The stone chimney at one of the shelters in Brown County State Park is in need of repair, as are many of the facilities in state parks and other state properties throughout Indiana. (Courtesy photo)
The stone chimney at one of the shelters in Brown County State Park is in need of repair, as are many of the facilities in state parks and other state properties throughout Indiana. (Courtesy photo)
Ten groups representing the Indiana Conservation Alliance have sent a letter urging Indiana’s legislative leaders to invest in the state’s natural resources — an effort to ensure the General Assembly’s biennial budget dedicates some of its funds to conservation, wildlife work and maintenance of state properties.

“The budget is one of our major priorities,” said Tim Maloney, senior policy director for the Hoosier Environmental Council, which is a part of the conservation alliance.

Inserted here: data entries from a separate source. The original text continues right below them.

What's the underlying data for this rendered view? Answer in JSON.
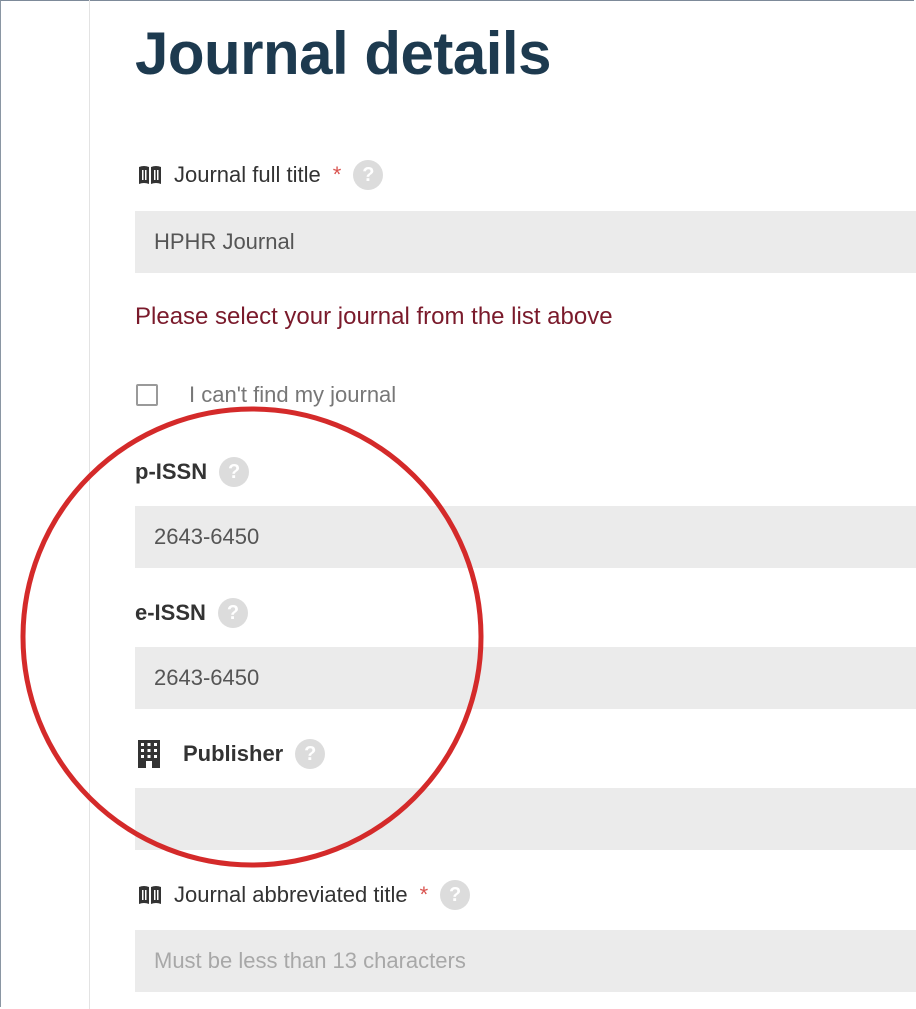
{
  "page": {
    "title": "Journal details"
  },
  "fields": {
    "full_title": {
      "label": "Journal full title",
      "required_mark": "*",
      "help": "?",
      "value": "HPHR Journal",
      "icon": "book-icon"
    },
    "error_message": "Please select your journal from the list above",
    "cant_find": {
      "label": "I can't find my journal",
      "checked": false
    },
    "p_issn": {
      "label": "p-ISSN",
      "help": "?",
      "value": "2643-6450"
    },
    "e_issn": {
      "label": "e-ISSN",
      "help": "?",
      "value": "2643-6450"
    },
    "publisher": {
      "label": "Publisher",
      "help": "?",
      "value": "",
      "icon": "building-icon"
    },
    "abbreviated_title": {
      "label": "Journal abbreviated title",
      "required_mark": "*",
      "help": "?",
      "value": "",
      "placeholder": "Must be less than 13 characters",
      "icon": "book-icon"
    }
  },
  "colors": {
    "title": "#1d3a4f",
    "error": "#7a1a2b",
    "required": "#d9534f",
    "annotation_circle": "#d42a2a",
    "input_bg": "#ebebeb"
  }
}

Maloney believes many legislators are interested in funding the three areas the groups have outlined. The requests are for the President Benjamin Harrison Conservation Trust, for the state’s wildlife action plan with the state fish and wildlife department and for deferred maintenance at all Indiana Department of Natural Resources properties. The letter includes recommendations for funding for each: $20 million, $16 million and $50 million, respectively.

Funding for the Harrison conservation trust is essential because there is a federal matching component that can only be given to states if they first put funds toward conservation efforts. Congress recently approved a landmark natural resources bill that will provide protection for millions of acres of public land and permanently reauthorize the Land and Water Conservation Fund, among other things. The more money a state offers for conservation, the more money the federal government gives as a match.

Already the Harrison Conservation Trust, formerly known as the Indiana Heritage Trust, has not only raised state funds but leveraged $74 million in non-state money, Maloney explained. The trust has protected more than 70,000 acres since 1993. That has happened despite the trust receiving much less money from the state’s general fund since 2009. That decrease was coupled with the loss of money from environmental license plate sales, which declined by more than 50% in the past 20 years.

“If Indiana came up with $6 million, it would be eligible for $20 million in federal funds,” Maloney stated. “Those kind of opportunities are appealing to many legislators.”